He pioneered research in Australia on biomolecular lipid membranes. He developed a method for manipulating cells using radio frequency electric fields and published the first direct demonstration of electrical breakdown (electroporation) in cell membranes that is now commonly used for gene insertion and in animal cloning.
He also pioneered the method of impedance spectroscopy for research on self-assembled molecular films, polymer films, bio-membranes and synthetic separation membranes and developed a new technology that allows unprecedented precision in measuring the phase and magnitude of impedance. This allows precise determination of the dielectric substructure of materials and thin films at the sub-nanometre level. This area of research remains one of his main interests.
He founded the Centre for Membrane Science and Technology at the University of New South Wales and this Centre became an ARC Centre of Excellence in 1989 and was designated as a UNESCO Centre in 1996. He was a Co-Director of this Centre until 2004 when he moved to the University of Sydney to take up an appointment in the School of Chemical and Biomolecular Engineering.
He has several active research programs in membrane technology, including programs on developing new piezo-electric membranes and an on-line membrane surveillance. He has published widely on membrane science and technology. He holds several membrane technology, bio-engineering and biotechnology patents. He is involved in major collaborative projects with the Singapore Membrane Technology Centre.

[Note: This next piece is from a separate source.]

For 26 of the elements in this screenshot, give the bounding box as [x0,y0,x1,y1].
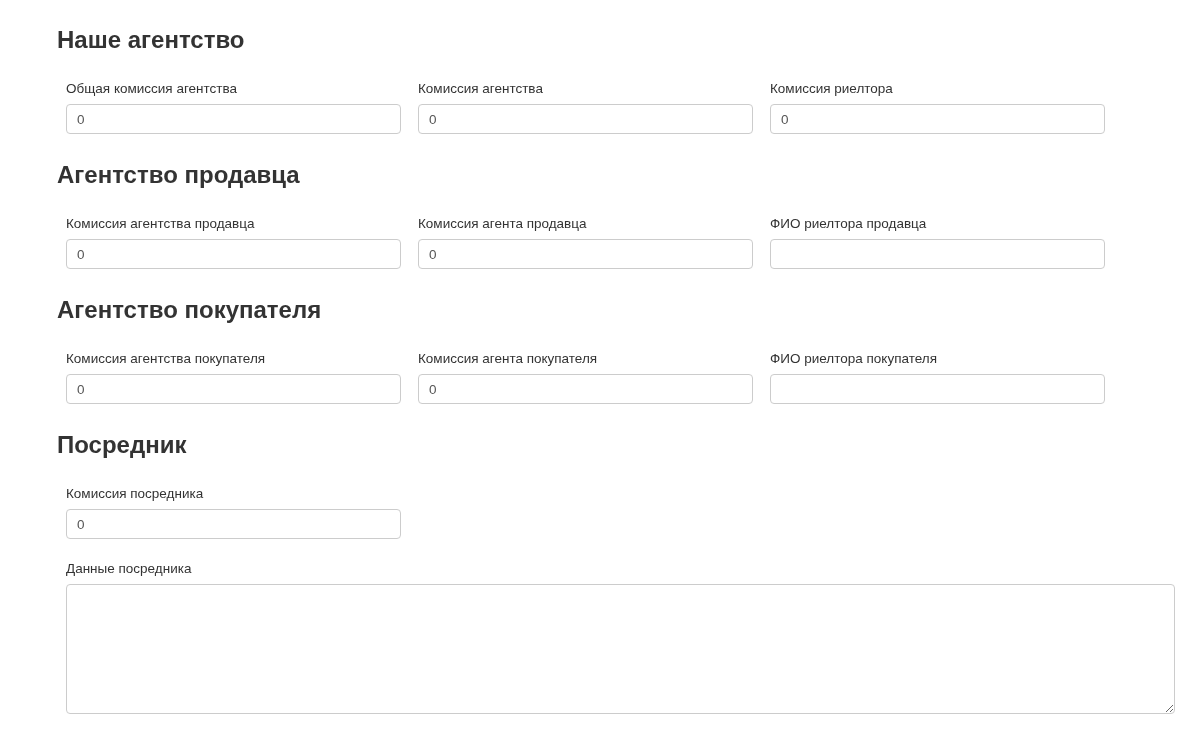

Hans is also the Director of the Chemical and Biomolecular Engineering Foundation at the University of Sydney. He is a Fellow of the Academy of Technological Science and Engineering and a former President of the Australian Institute of Nuclear Science and Engineering (2002 -2004). He was awarded the UNESCO medal for outstanding contributions to science in 1998 and the inaugural Sir Rutherford Robertson Medal for Biophysics in 2002.